Darcey Steinke, Fiction and Nonfiction Writer
Darcey Steinke’s most recent highly acclaimed novel, Sister Golden Hair, was published in 2014 by Tin House press. Steinke is the author of the memoir Easter Everywhere (Bloomsbury 2007, a New York Times Notable book), and the novels Milk (Bloomsbury 2005), Jesus Saves (Grove/Atlantic, 1997), Suicide Blonde (Atlantic Monthly Press, 1992), and Up Through the Water (Doubleday, 1989, A New York Times Notable book). With Rick Moody, she edited Joyful Noise: The New Testament Revisited (Little, Brown 1997). Her books have been translated into ten languages, and her nonfiction has appeared in The New York Times Magazine, The Boston Review, Vogue, Spin Magazine, Washington Post, Chicago Tribune, and The Guardian. Her web-story “Blindspot” was a part of the 2000 Whitney Biennial. She has been both a Henry Hoyns and a Stegner Fellow and Writer-in-Residence at the University of Mississippi, and has taught at the Columbia University School of the Arts, Barnard, AUP, and Princeton.

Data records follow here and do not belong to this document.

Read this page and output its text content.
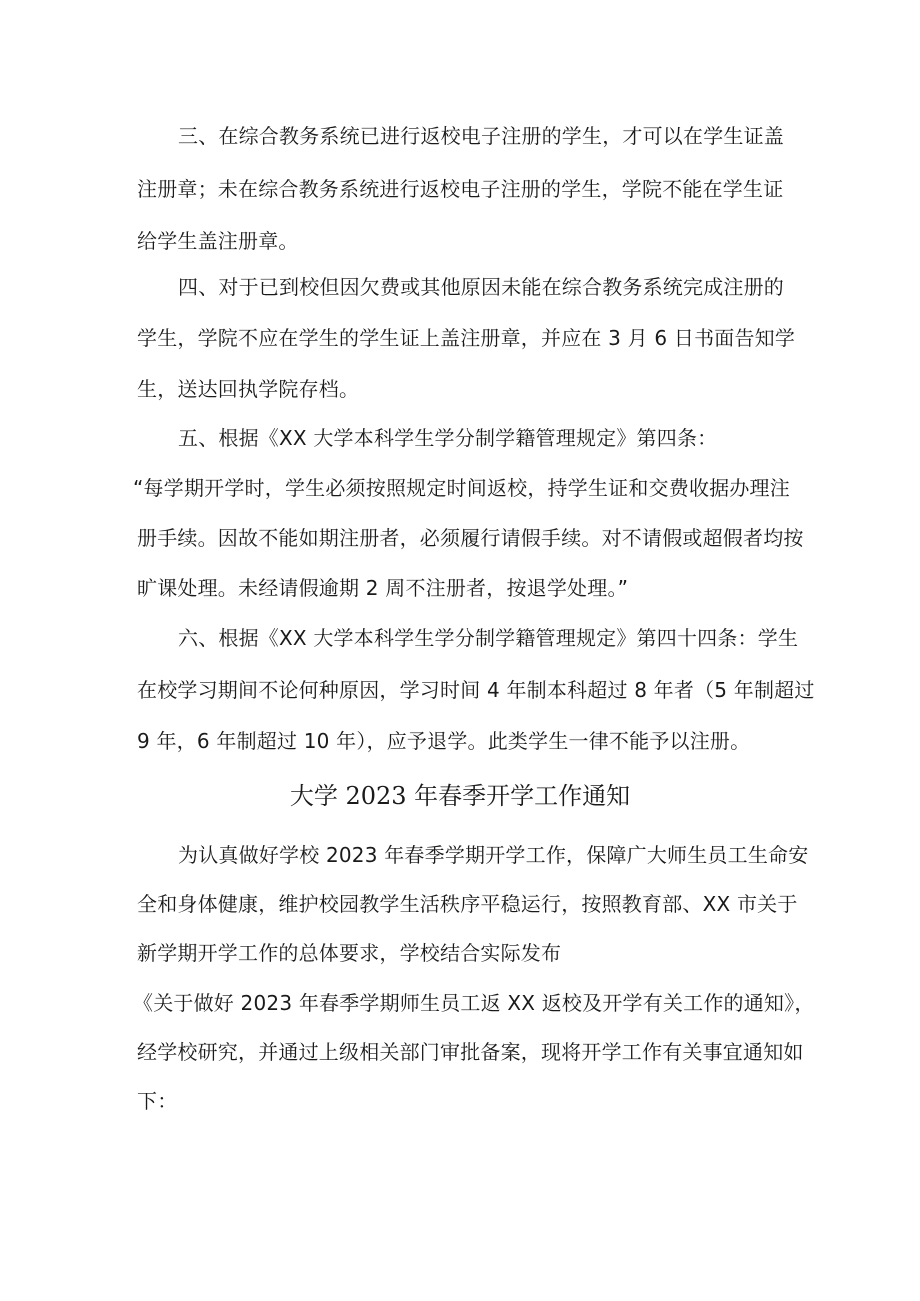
三、在综合教务系统已进行返校电子注册的学生，才可以在学生证盖
注册章；未在综合教务系统进行返校电子注册的学生，学院不能在学生证
给学生盖注册章。
四、对于已到校但因欠费或其他原因未能在综合教务系统完成注册的
学生，学院不应在学生的学生证上盖注册章，并应在 3 月 6 日书面告知学
生，送达回执学院存档。
五、根据《XX 大学本科学生学分制学籍管理规定》第四条：
“每学期开学时，学生必须按照规定时间返校，持学生证和交费收据办理注
册手续。因故不能如期注册者，必须履行请假手续。对不请假或超假者均按
旷课处理。未经请假逾期 2 周不注册者，按退学处理。”
六、根据《XX 大学本科学生学分制学籍管理规定》第四十四条：学生
在校学习期间不论何种原因，学习时间 4 年制本科超过 8 年者（5 年制超过
9 年，6 年制超过 10 年），应予退学。此类学生一律不能予以注册。
大学 2023 年春季开学工作通知
为认真做好学校 2023 年春季学期开学工作，保障广大师生员工生命安
全和身体健康，维护校园教学生活秩序平稳运行，按照教育部、XX 市关于
新学期开学工作的总体要求，学校结合实际发布
《关于做好 2023 年春季学期师生员工返 XX 返校及开学有关工作的通知》，
经学校研究，并通过上级相关部门审批备案，现将开学工作有关事宜通知如
下：
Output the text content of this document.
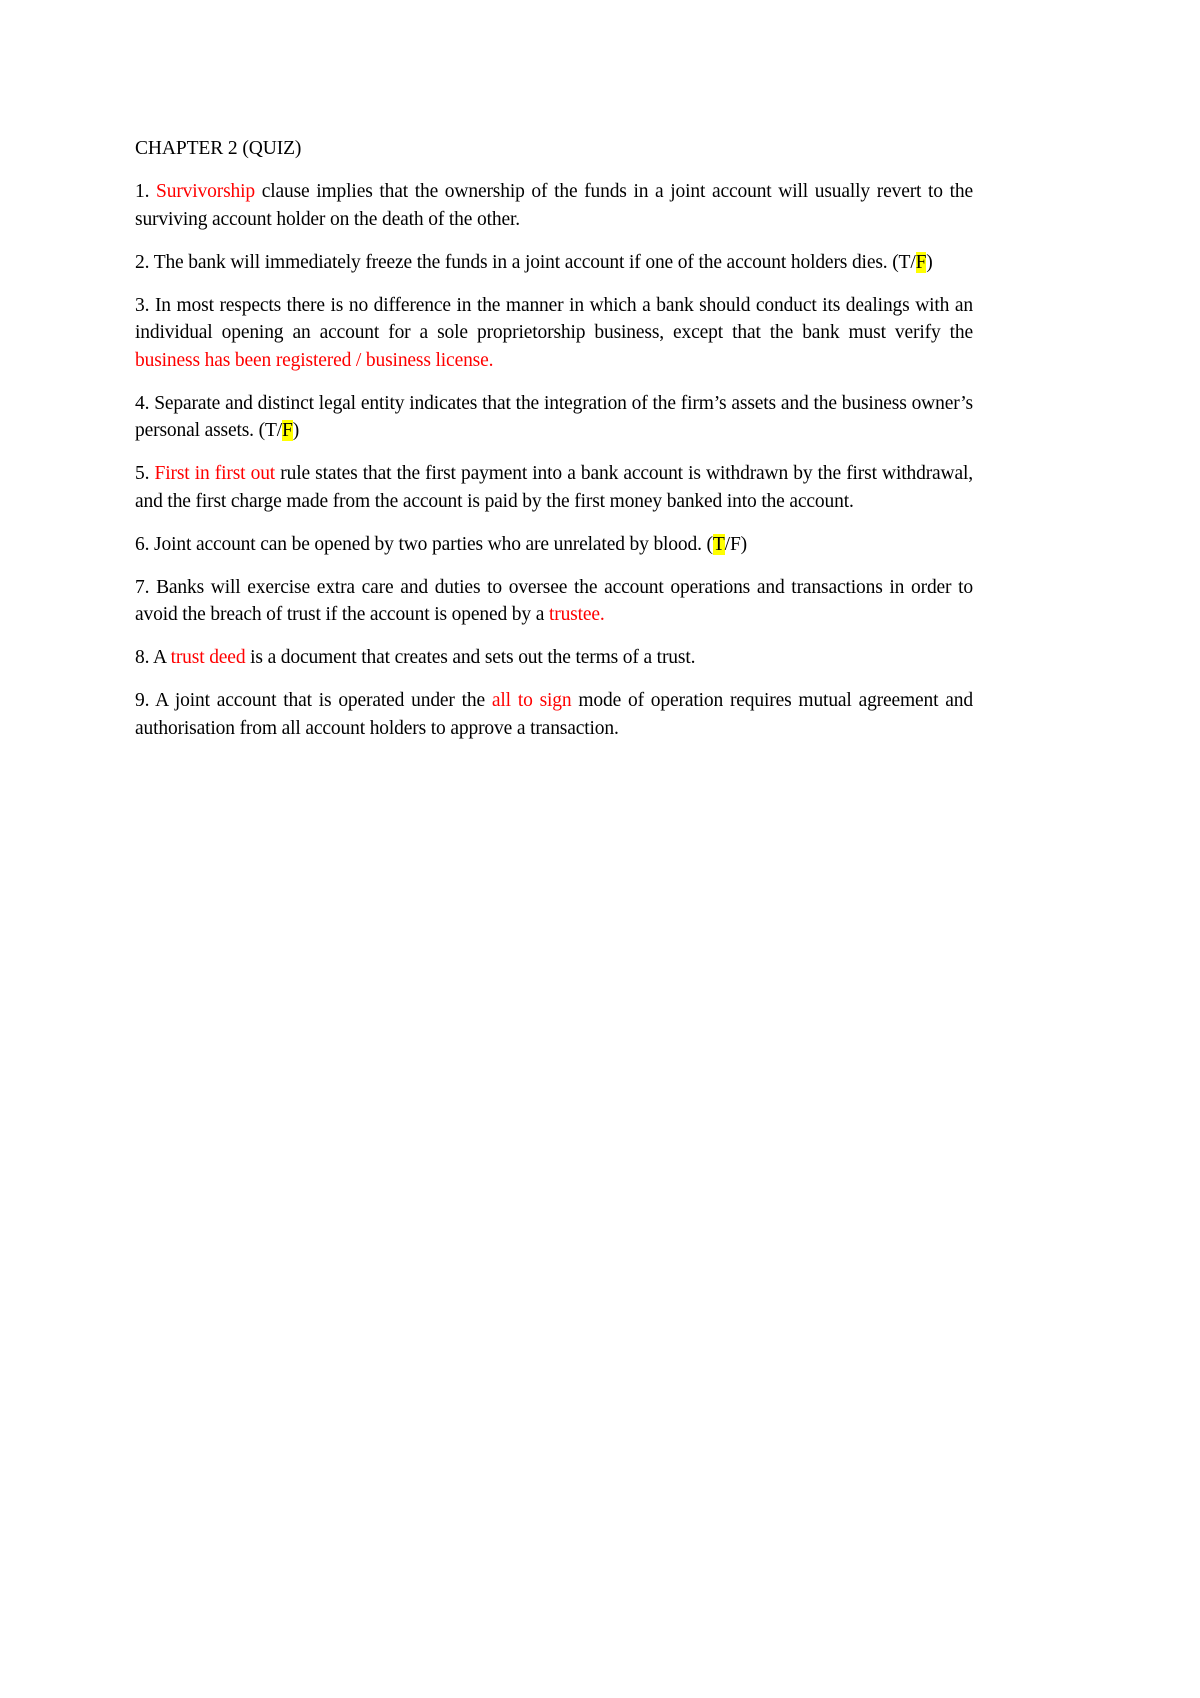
CHAPTER 2 (QUIZ)

1. Survivorship clause implies that the ownership of the funds in a joint account will usually revert to the surviving account holder on the death of the other.

2. The bank will immediately freeze the funds in a joint account if one of the account holders dies. (T/F)

3. In most respects there is no difference in the manner in which a bank should conduct its dealings with an individual opening an account for a sole proprietorship business, except that the bank must verify the business has been registered / business license.

4. Separate and distinct legal entity indicates that the integration of the firm’s assets and the business owner’s personal assets. (T/F)

5. First in first out rule states that the first payment into a bank account is withdrawn by the first withdrawal, and the first charge made from the account is paid by the first money banked into the account.

6. Joint account can be opened by two parties who are unrelated by blood. (T/F)

7. Banks will exercise extra care and duties to oversee the account operations and transactions in order to avoid the breach of trust if the account is opened by a trustee.

8. A trust deed is a document that creates and sets out the terms of a trust.

9. A joint account that is operated under the all to sign mode of operation requires mutual agreement and authorisation from all account holders to approve a transaction.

Siân Melangell Dafydd, Fiction Writer, Poet and Translator
AUP professor Siân Melangell Dafydd is a fiction writer, poet, editor, and translator. Her first published novel, Y Trydydd Peth (The Third Thing; Gomer, 2009) won her the coveted 2009 National Eisteddfod Literature Medal. She writes in both Welsh and English and often collaborates with artists of other disciplines, translating between languages and creative practices (dancer Sioned Huws’ Aomori Project; the book Ancestral Houses: the Lost Mansions of Wales/Tai Mawr a Mieri: Plastai Coll Cymru with poet Damian Walford Davies and artist Paul White [Gomer 2012]). She has been the co-editor of the iconic Welsh literary review Taliesin for the last six years and launched yneuadd.com as an online literary magazine and mentoring site for new voices. Her writing has been selected for Best British Short Stories and Best British Poetry Anthologies among others. A collection of hybrid literature in English and her second Welsh language novel is forthcoming from Gomer.